Thanksgiving is less than a week away, which is a story in itself as I have no idea where the year went. But I thought I would post a mashed potato recipe. As with most of my recipes it's not technically a recipe, it's more here are some things I put in a bowl, when the amounts are right it's really tasty. I honestly never measure anything when I make mashed potatoes so I wouldn't feel comfortable giving measurements. I'll try to guesstimate though.

First there are a few musts here, the first involves soaking the potatoes. Now soaking your potatoes is not good for them in the sense that it leaches out the majority of the good things out of them. But if you are making potatoes on Thanksgiving is health really that important. Now the potatoes can be peeled if you would like, but I like to have some skins. What I generally do is peel about 1/2 - 1/3 of the potatoes leaving the skins on the rest. Then I cut them into approximatly 1 inch to 1/2 inch cubes, put them in a large pot and cover them with water. Soak them like that overnight. Soaking them keeps them from getting starchy and sticky when you are mashing them.

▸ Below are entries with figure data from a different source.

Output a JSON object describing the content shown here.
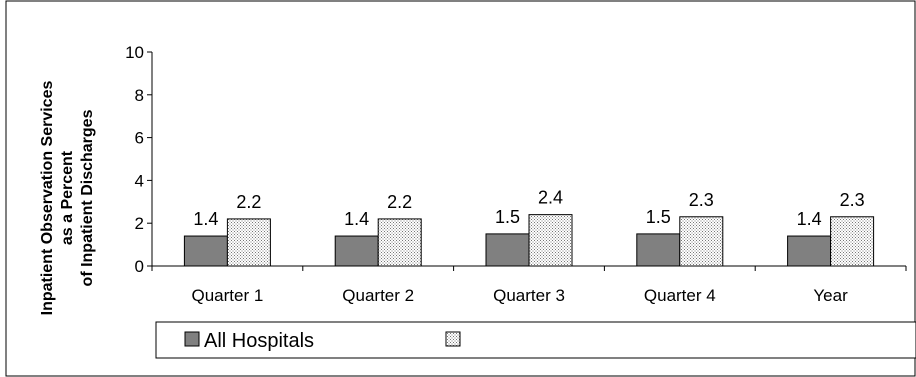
{
  "chart_data": {
    "type": "bar",
    "ylabel_lines": [
      "Inpatient Observation Services",
      "as a Percent",
      "of Inpatient Discharges"
    ],
    "categories": [
      "Quarter 1",
      "Quarter 2",
      "Quarter 3",
      "Quarter 4",
      "Year"
    ],
    "ylim": [
      0,
      10
    ],
    "yticks": [
      0,
      2,
      4,
      6,
      8,
      10
    ],
    "grid": false,
    "legend_position": "bottom",
    "series": [
      {
        "name": "All Hospitals",
        "values": [
          1.4,
          1.4,
          1.5,
          1.5,
          1.4
        ],
        "color": "#808080",
        "fill": "solid"
      },
      {
        "name": "",
        "values": [
          2.2,
          2.2,
          2.4,
          2.3,
          2.3
        ],
        "color": "#d9d9d9",
        "fill": "dotted"
      }
    ],
    "data_labels": [
      [
        "1.4",
        "1.4",
        "1.5",
        "1.5",
        "1.4"
      ],
      [
        "2.2",
        "2.2",
        "2.4",
        "2.3",
        "2.3"
      ]
    ]
  }
}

Let the potatoes soak overnight, in the morning drain the water and cover them with fresh water. Stick them on the stove and bring them to a boil. Another tip that can be helpful, is to put a wooden spoon in the water, for some reason this helps keep the water from boiling over. I'm sure someone can give a reason for this, or maybe it's my imagination, but I swear this works. Depending on how many potatoes you have it can take a while to cook them, I cook until a fork slides in without any resistance, at that point you can drain them again.

Now here is where the fun starts, I add the following to my potatoes, one or two sticks of real butter, and approximately 1 to 2 cups of milk. Bring this to a boil in saucepan. Once the butter has melted then you add some fake mashed potatoes. Add enough of the powdered potatoes to get a consistency just runnier than you would want if you were serving them alone.

While you are waiting for the butter and milk to heat, you should be mashing the potatoes. I generally use a electric hand mixer as it will get you a more consistent texture. But if you like to have a bit of a rougher texture, you can use a hand masher. Once you have added the fake potatoes to the butter and milk, pour that into the mashed up potatoes and blend in. At this point you need to use your judgment, if they seem too thick you can add more milk, if they are too thin some additional fake potatoes may be necessary. Season as you like. I use Lawry's Seasoned Salt and pepper only. I find Lawry's really adds to the flavor, but of course you could use garlic, sea salt, or other seasoning as you feel fit. Once you have them seasoned how you want, they are ready to serve.

One last tip. If you have leftovers, don't put them in a tupperware container. Instead put the leftover mashed potatoes in a Zip Lock bag. Fill the bag with the amount you and you family would eat. Now when you heat them up, all you need to do is throw the bag into the microwave and knead the bag occasionally. You could also heat it in a pan of boiling water if you don't like using a microwave. Then once they are warm, just cut a corner out of the bag and squeeze. Easy and mess free.